“Jap always felt so smart,” declared Van enviously, “because he knew the Peppers first.” Percy looked as if he wanted to say as much, but concluded to keep still, and only readjusted his monocle to his satisfaction.

“We shouldn’t any of us have had or done anything if it hadn’t been for Jappy; hey, old fellow,” declared Ben, clapping him on the shoulder.

“And dear Grandpapa,” cried Phronsie, with a world of affection in her eyes, looking over at him.

“Well, Phronsie did it with her gingerbread boy,” said Jasper quickly. “It was Phronsie, after all, who brought us all together.”

And then everybody clamored for the story of the gingerbread boy again; so off they rushed on that, old Mr. King edging his chair a little nearer to the Pepper circle.

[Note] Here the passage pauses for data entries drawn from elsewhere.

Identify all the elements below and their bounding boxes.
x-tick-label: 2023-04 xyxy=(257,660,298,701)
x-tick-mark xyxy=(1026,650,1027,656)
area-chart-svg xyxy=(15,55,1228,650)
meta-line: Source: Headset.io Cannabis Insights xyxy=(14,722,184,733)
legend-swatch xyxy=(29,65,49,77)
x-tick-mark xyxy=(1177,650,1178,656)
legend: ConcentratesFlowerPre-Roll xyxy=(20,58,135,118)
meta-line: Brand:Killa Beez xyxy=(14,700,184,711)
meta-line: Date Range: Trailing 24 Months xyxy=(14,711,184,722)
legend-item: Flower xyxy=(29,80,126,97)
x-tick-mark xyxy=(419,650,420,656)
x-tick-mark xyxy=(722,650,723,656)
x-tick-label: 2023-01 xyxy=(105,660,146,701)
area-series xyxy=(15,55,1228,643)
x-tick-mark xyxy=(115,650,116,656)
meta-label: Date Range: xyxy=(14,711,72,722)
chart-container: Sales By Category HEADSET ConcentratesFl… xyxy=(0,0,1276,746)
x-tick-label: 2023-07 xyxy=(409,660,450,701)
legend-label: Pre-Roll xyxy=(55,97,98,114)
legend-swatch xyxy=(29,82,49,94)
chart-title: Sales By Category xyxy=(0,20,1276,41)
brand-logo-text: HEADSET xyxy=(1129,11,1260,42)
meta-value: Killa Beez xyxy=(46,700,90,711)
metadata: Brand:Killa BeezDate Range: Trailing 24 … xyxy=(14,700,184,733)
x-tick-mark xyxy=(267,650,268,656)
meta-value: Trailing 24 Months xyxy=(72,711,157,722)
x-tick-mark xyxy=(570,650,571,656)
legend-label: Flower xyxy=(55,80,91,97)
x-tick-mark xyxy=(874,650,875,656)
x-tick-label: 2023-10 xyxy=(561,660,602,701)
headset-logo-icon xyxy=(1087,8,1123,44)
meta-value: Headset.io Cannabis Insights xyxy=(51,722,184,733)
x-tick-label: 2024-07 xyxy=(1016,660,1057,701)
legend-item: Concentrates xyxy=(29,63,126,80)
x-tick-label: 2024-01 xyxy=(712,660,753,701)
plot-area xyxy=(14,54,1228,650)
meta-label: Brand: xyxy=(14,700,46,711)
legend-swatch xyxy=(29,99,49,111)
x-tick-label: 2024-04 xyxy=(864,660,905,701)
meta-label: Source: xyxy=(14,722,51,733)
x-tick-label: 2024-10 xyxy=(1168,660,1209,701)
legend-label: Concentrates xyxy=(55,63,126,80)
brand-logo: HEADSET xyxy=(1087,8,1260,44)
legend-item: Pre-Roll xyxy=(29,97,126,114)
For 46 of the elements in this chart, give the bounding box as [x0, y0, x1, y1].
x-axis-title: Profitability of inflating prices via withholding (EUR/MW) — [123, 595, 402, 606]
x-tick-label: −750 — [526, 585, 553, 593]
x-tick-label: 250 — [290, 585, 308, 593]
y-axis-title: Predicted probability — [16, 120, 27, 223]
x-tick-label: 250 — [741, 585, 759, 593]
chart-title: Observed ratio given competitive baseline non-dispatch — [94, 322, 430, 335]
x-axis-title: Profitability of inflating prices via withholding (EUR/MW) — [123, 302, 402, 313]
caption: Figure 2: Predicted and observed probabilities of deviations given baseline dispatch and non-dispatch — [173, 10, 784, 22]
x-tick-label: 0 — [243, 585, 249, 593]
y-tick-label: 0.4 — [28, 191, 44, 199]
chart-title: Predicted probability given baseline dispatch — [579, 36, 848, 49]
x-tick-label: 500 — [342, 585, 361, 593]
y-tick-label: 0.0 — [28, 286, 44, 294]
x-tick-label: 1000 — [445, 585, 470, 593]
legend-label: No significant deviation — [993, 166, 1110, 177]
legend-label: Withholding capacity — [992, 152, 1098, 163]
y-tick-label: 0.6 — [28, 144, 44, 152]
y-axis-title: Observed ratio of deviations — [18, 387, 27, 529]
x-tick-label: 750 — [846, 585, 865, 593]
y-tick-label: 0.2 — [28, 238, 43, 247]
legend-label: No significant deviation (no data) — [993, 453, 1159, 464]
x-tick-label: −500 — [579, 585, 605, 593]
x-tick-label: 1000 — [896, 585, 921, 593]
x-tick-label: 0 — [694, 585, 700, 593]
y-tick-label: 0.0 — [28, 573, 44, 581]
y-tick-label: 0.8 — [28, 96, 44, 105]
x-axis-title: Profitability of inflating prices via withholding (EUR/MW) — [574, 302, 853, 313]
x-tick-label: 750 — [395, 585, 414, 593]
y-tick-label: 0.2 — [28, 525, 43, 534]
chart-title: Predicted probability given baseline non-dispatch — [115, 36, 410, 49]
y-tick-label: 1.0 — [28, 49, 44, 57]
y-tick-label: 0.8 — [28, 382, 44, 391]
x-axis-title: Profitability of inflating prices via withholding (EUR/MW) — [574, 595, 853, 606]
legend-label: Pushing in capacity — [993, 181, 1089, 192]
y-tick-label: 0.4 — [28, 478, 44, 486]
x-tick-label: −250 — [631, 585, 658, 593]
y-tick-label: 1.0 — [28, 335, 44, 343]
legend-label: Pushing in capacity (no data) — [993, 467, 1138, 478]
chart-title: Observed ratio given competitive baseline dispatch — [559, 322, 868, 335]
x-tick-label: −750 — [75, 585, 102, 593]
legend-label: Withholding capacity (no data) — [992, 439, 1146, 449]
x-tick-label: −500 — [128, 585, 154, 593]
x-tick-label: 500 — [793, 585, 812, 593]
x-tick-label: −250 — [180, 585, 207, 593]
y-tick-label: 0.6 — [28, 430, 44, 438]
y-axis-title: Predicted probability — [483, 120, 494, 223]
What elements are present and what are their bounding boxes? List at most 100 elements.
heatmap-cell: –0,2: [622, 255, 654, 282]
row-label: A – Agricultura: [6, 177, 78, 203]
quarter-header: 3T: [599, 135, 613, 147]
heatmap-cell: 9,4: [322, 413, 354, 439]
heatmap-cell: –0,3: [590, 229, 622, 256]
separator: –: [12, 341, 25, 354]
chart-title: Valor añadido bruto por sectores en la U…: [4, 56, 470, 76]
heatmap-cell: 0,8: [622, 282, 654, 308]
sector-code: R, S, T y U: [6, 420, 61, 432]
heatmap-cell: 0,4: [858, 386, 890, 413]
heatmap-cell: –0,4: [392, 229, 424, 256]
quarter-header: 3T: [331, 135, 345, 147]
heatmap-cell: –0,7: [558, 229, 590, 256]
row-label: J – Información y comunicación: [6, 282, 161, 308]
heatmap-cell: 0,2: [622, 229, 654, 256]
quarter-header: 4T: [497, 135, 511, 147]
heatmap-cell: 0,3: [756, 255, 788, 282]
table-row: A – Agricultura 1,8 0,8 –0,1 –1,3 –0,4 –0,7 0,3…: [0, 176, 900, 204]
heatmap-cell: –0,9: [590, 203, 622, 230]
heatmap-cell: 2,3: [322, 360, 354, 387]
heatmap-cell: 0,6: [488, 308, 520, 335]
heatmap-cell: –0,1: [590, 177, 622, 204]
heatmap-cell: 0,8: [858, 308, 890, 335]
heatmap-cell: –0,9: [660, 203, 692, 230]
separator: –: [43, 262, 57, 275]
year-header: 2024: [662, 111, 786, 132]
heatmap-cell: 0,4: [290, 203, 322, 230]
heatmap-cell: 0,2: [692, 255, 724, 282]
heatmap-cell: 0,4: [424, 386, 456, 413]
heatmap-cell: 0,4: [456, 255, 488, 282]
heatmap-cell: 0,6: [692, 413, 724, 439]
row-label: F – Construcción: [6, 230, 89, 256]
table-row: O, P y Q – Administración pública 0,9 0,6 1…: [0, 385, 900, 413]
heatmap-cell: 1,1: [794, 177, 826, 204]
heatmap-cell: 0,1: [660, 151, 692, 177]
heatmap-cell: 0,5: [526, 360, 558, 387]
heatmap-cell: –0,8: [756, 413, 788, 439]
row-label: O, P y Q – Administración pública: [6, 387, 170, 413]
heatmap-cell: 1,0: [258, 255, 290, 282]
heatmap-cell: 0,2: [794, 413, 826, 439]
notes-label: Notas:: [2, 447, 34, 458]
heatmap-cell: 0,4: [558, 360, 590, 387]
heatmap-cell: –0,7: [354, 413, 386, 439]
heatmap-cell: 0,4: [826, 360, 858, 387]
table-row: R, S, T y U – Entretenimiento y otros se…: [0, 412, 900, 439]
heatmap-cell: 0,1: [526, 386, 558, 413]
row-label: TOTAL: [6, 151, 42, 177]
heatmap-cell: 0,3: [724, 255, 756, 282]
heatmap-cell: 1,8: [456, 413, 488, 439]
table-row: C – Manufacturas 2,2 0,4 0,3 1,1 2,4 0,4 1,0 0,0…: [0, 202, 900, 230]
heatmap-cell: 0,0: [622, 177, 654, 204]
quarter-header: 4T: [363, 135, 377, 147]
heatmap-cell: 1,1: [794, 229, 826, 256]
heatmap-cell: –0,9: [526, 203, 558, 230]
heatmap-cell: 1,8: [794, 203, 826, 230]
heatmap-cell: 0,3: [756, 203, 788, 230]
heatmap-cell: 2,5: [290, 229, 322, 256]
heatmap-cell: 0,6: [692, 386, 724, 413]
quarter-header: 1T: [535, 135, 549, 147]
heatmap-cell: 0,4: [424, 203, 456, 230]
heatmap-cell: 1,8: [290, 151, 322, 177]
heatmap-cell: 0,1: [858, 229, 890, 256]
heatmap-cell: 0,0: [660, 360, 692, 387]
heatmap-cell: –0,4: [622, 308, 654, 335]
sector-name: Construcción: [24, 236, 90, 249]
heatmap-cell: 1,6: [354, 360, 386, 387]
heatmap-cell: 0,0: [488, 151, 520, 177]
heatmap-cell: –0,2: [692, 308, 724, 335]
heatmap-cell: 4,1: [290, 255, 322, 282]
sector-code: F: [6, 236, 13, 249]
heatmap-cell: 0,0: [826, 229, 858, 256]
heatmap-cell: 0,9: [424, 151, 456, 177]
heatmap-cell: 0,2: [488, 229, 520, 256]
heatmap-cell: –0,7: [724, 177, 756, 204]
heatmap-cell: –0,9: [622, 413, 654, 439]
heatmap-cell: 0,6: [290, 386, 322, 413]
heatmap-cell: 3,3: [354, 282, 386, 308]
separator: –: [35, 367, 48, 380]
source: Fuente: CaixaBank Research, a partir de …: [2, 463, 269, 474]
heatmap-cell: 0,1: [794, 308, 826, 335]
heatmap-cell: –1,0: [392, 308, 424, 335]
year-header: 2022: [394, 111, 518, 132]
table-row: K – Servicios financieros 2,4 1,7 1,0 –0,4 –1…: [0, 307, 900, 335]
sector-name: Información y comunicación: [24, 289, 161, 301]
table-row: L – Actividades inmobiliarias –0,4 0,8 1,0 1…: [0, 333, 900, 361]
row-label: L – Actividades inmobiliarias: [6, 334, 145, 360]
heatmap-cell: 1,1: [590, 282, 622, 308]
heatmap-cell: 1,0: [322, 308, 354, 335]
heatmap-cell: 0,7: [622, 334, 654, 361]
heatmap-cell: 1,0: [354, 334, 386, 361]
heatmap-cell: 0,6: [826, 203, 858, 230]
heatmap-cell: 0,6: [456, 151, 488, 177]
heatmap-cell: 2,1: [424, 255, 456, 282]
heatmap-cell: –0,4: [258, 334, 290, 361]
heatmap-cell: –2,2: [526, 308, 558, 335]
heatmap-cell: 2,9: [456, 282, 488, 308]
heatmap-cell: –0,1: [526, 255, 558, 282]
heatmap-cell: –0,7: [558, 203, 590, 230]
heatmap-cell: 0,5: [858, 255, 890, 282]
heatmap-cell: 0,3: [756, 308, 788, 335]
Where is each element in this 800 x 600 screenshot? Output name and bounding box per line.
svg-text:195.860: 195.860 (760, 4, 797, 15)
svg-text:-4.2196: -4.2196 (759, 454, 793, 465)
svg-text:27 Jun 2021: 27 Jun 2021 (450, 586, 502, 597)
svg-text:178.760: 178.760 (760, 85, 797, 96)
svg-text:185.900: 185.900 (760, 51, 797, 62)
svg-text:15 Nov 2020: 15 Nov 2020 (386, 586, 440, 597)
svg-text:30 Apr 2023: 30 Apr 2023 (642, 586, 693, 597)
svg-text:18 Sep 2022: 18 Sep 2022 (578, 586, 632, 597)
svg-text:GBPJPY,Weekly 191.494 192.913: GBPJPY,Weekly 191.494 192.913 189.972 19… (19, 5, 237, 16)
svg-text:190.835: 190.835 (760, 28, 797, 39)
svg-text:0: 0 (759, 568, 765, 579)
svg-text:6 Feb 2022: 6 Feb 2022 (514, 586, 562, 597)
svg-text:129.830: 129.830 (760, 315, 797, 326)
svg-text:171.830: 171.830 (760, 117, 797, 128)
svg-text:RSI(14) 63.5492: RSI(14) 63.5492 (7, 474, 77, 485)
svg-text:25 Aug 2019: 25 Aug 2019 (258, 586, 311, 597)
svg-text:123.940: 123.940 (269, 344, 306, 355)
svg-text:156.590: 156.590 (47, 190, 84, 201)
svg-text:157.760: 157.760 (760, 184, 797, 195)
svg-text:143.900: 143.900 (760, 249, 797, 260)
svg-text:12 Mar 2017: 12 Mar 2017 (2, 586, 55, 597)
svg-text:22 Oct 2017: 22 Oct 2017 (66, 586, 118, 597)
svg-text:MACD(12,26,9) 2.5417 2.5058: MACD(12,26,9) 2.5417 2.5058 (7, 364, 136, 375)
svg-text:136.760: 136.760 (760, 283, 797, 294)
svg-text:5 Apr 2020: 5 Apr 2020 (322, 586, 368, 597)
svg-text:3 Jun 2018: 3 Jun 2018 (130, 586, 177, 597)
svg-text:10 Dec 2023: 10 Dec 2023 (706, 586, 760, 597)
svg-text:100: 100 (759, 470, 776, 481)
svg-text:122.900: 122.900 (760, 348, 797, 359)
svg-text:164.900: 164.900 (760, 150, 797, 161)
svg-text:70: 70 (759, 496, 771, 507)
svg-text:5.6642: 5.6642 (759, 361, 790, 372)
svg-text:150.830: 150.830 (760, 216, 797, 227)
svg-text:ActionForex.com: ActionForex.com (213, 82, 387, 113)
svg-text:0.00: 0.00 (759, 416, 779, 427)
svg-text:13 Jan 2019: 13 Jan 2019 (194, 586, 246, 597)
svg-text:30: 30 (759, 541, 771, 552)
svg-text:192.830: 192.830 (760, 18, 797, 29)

And then Polly’s old stove had to come in for a share of attention, and how she had to stuff all the cracks with paper, and Ben stuffed it with putty, and— “Davie gave boot-tops,” broke in Joel, grimly even now at the remembrance of how he felt because he hadn’t any to give.

And then that brought up Mamsie’s birthday cake, and the momentous work of getting ready for its baking; and how Phronsie’s toe was pounded; and how good Grandma Bascom was, and how she wasn’t able now to get out of her bed because of the rheumatism, but that those guests who stayed over were to go down the lane to see her to-morrow.

And how the cake, compounded after “Mirandy’s weddin’ receet” was at last made, and hidden in the old cupboard.

“Joe was such a precious nuisance in those days,” said Jasper, “always poking and peering around; I suppose they were afraid he’d find it out.”

“We truly had a dreadful time,” said Polly, shaking her head, “to keep him away from that cupboard.”

“That old cupboard!” declared Joel, bounding out of the circle to swing wide the upper door. “Oh, what a lot of conniving, and how many dark conspiracies it might tell!”